Dado que el «viático sindical», como se precisó, no hace parte del concepto de salario ordinario o básico de un trabajador, como en efecto se reconoció en las convenciones colectivas de trabajo y laudos arbitrales indicados, no hay lugar a su inclusión para establecer el monto de las susodichas primas de antigüedad, de vacaciones, y convencional, cuya fundamento es el salario básico u ordinario.

El denominado plan quinquenal, no surge como un beneficio convencional independiente, sino que se trata de la misma prima de antigüedad antes dicha, pues en el literal F del inciso tercero de la cláusula 102 de la convención colectiva de trabajo con vigencia 1999 – 2000, reiterada en el literal G del mismo inciso y cláusula de la convención colectiva 2001 - 2002, se refiere al mismo como «Adicional al plan quinquenal anterior [la prima de antigüedad que se reconoce cada 5 años a partir del 5to año de servicios] se otorgará una suma de …»; y como tampoco es de origen legal, se hace innecesario el estudio de la inclusión o no de los viáticos sindicales en su cálculo.

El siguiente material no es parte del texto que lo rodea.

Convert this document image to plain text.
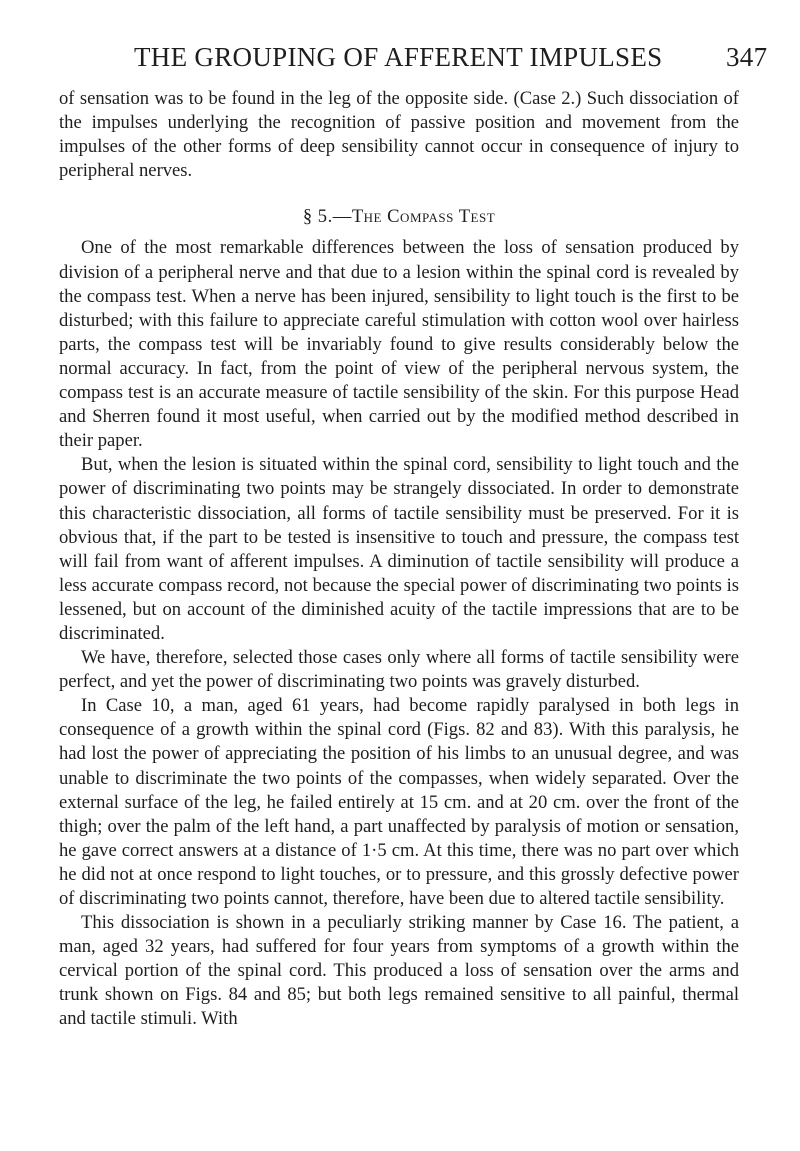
THE GROUPING OF AFFERENT IMPULSES 347

of sensation was to be found in the leg of the opposite side. (Case 2.) Such dissociation of the impulses underlying the recognition of passive position and movement from the impulses of the other forms of deep sensibility cannot occur in consequence of injury to peripheral nerves.

§ 5.—The Compass Test

One of the most remarkable differences between the loss of sensation produced by division of a peripheral nerve and that due to a lesion within the spinal cord is revealed by the compass test. When a nerve has been injured, sensibility to light touch is the first to be disturbed; with this failure to appreciate careful stimulation with cotton wool over hairless parts, the compass test will be invariably found to give results considerably below the normal accuracy. In fact, from the point of view of the peripheral nervous system, the compass test is an accurate measure of tactile sensibility of the skin. For this purpose Head and Sherren found it most useful, when carried out by the modified method described in their paper.

But, when the lesion is situated within the spinal cord, sensibility to light touch and the power of discriminating two points may be strangely dissociated. In order to demonstrate this characteristic dissociation, all forms of tactile sensibility must be preserved. For it is obvious that, if the part to be tested is insensitive to touch and pressure, the compass test will fail from want of afferent impulses. A diminution of tactile sensibility will produce a less accurate compass record, not because the special power of discriminating two points is lessened, but on account of the diminished acuity of the tactile impressions that are to be discriminated.

We have, therefore, selected those cases only where all forms of tactile sensibility were perfect, and yet the power of discriminating two points was gravely disturbed.

In Case 10, a man, aged 61 years, had become rapidly paralysed in both legs in consequence of a growth within the spinal cord (Figs. 82 and 83). With this paralysis, he had lost the power of appreciating the position of his limbs to an unusual degree, and was unable to discriminate the two points of the compasses, when widely separated. Over the external surface of the leg, he failed entirely at 15 cm. and at 20 cm. over the front of the thigh; over the palm of the left hand, a part unaffected by paralysis of motion or sensation, he gave correct answers at a distance of 1·5 cm. At this time, there was no part over which he did not at once respond to light touches, or to pressure, and this grossly defective power of discriminating two points cannot, therefore, have been due to altered tactile sensibility.

This dissociation is shown in a peculiarly striking manner by Case 16. The patient, a man, aged 32 years, had suffered for four years from symptoms of a growth within the cervical portion of the spinal cord. This produced a loss of sensation over the arms and trunk shown on Figs. 84 and 85; but both legs remained sensitive to all painful, thermal and tactile stimuli. With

Acerca de la pensión de jubilación, no se acreditó en el expediente que el accionante estuviese disfrutando de una pensión de jubilación, como tampoco que hubiere formulado alguna petición a la accionada en este sentido, de manera que también es innecesario el estudio de reliquidación de la misma.

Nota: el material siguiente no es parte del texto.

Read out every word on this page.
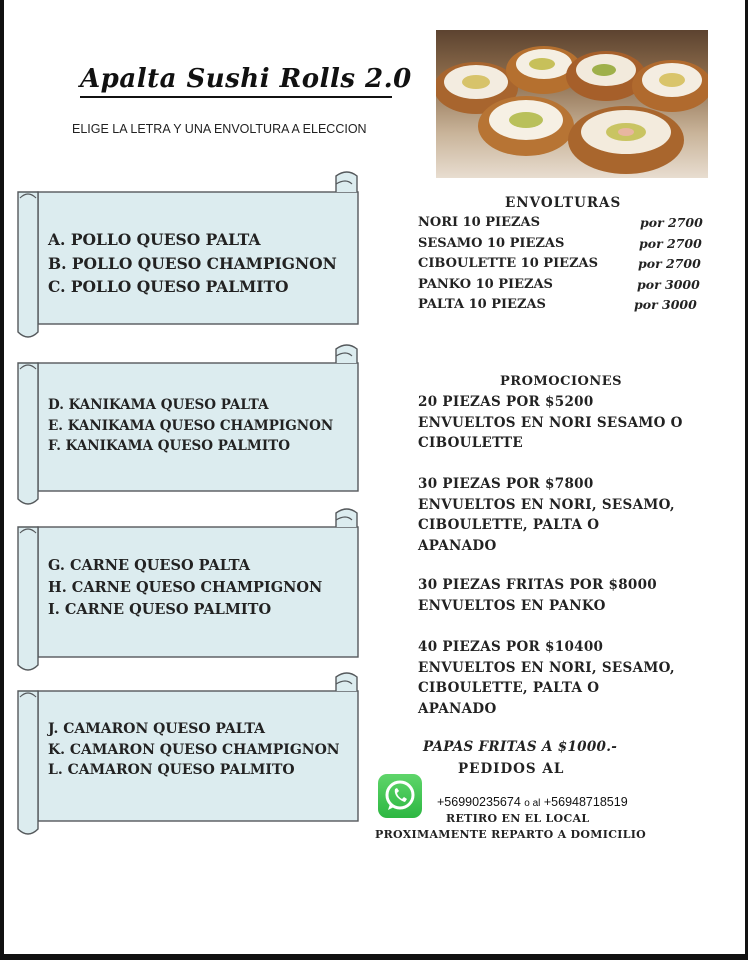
Apalta Sushi Rolls 2.0
ELIGE LA LETRA Y UNA ENVOLTURA A ELECCION
A. POLLO QUESO PALTA
B. POLLO QUESO CHAMPIGNON
C. POLLO QUESO PALMITO
D. KANIKAMA QUESO PALTA
E. KANIKAMA QUESO CHAMPIGNON
F. KANIKAMA QUESO PALMITO
G. CARNE QUESO PALTA
H. CARNE QUESO CHAMPIGNON
I. CARNE QUESO PALMITO
J. CAMARON QUESO PALTA
K. CAMARON QUESO CHAMPIGNON
L. CAMARON QUESO PALMITO
ENVOLTURAS
NORI 10 PIEZAS	por 2700
SESAMO 10 PIEZAS	por 2700
CIBOULETTE 10 PIEZAS	por 2700
PANKO 10 PIEZAS	por 3000
PALTA 10 PIEZAS	por 3000
PROMOCIONES
20 PIEZAS POR $5200
ENVUELTOS EN NORI SESAMO O
CIBOULETTE
30 PIEZAS POR $7800
ENVUELTOS EN NORI, SESAMO,
CIBOULETTE, PALTA O
APANADO
30 PIEZAS FRITAS POR $8000
ENVUELTOS EN PANKO
40 PIEZAS POR $10400
ENVUELTOS EN NORI, SESAMO,
CIBOULETTE, PALTA O
APANADO
PAPAS FRITAS A $1000.-
PEDIDOS AL
+56990235674 o al +56948718519
RETIRO EN EL LOCAL
PROXIMAMENTE REPARTO A DOMICILIO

Sobre el reajuste de las vacaciones, debe recordarse que este derecho laboral no es una prestación social, sino un descanso remunerado, conforme a lo expresado en el Título VII, Descansos Obligatorios, y de acuerdo con lo precisado en la sentencia CC C-035/05. Como quiera que la incidencia salarial de los viáticos sindicales es para «la liquidación de prestaciones sociales legales y convencionales» conforme al Laudo Arbitral suscrito el 10 de octubre de 2002, el mismo no puede incluirse para determinar el valor de la remuneración de las vacaciones, a pesar de la reglamentación establecida en el 97 de ambas convenciones colectivas de trabajo, que no hacen otra cosa que parafrasear, manteniendo el espíritu y la esencia del artículo 192 del CST, modificado por el artículo 8º del Decreto 617 de 1954. Luego, para efectos de estimar el valor de las vacaciones no se debe tener en cuenta el valor de los viáticos convencionales, a pesar de su carácter salarial.

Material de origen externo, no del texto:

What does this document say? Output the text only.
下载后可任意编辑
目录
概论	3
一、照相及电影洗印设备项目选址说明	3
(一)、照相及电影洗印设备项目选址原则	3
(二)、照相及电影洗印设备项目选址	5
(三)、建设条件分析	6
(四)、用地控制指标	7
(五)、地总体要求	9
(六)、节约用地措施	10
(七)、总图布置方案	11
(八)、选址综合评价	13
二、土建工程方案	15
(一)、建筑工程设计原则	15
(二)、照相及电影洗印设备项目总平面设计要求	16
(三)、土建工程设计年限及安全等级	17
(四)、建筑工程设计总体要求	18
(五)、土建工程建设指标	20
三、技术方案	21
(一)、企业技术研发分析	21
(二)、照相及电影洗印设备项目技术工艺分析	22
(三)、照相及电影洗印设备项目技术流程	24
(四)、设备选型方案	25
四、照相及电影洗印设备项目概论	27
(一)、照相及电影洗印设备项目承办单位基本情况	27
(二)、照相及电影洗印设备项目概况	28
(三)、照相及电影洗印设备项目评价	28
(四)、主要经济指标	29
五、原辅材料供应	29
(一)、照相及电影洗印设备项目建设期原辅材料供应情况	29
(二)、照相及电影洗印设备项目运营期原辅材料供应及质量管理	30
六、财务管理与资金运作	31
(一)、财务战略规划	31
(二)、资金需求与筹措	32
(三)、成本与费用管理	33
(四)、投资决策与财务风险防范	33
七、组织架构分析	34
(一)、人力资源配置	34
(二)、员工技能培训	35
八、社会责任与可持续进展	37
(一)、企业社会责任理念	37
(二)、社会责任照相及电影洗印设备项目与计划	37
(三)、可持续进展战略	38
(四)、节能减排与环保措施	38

Todo lo anterior permite reiterar que si bien el cargo resultó fundado, porque se demostró el yerro enrostrado al tribunal, al discurrir la Corte como órgano de instancia, arribaría a igual resultado al que llegó el juez colegiado, pero por motivos diferentes, por lo que la corporación comparte las conclusiones resolutivas, mas no, las considerativas del ad quem.

Sin costas en el recurso extraordinario.

XI. Decisión

En mérito de lo expuesto, la Corte Suprema de Justicia, Sala de Casación Laboral, administrando Justicia en nombre de la República y por autoridad de la ley, NO CASA la sentencia dictada el treinta (30) de septiembre de dos mil nueve (2009) por el Tribunal Superior del Distrito Judicial de Bogotá, dentro del proceso ordinario laboral seguido por Julio Cesar Díaz Cifuentes contra Ecopetrol S.A.

Sin costas en el recurso extraordinario.

Cópiese, notifíquese, publíquese, cúmplase y devuélvase el expediente al tribunal de origen».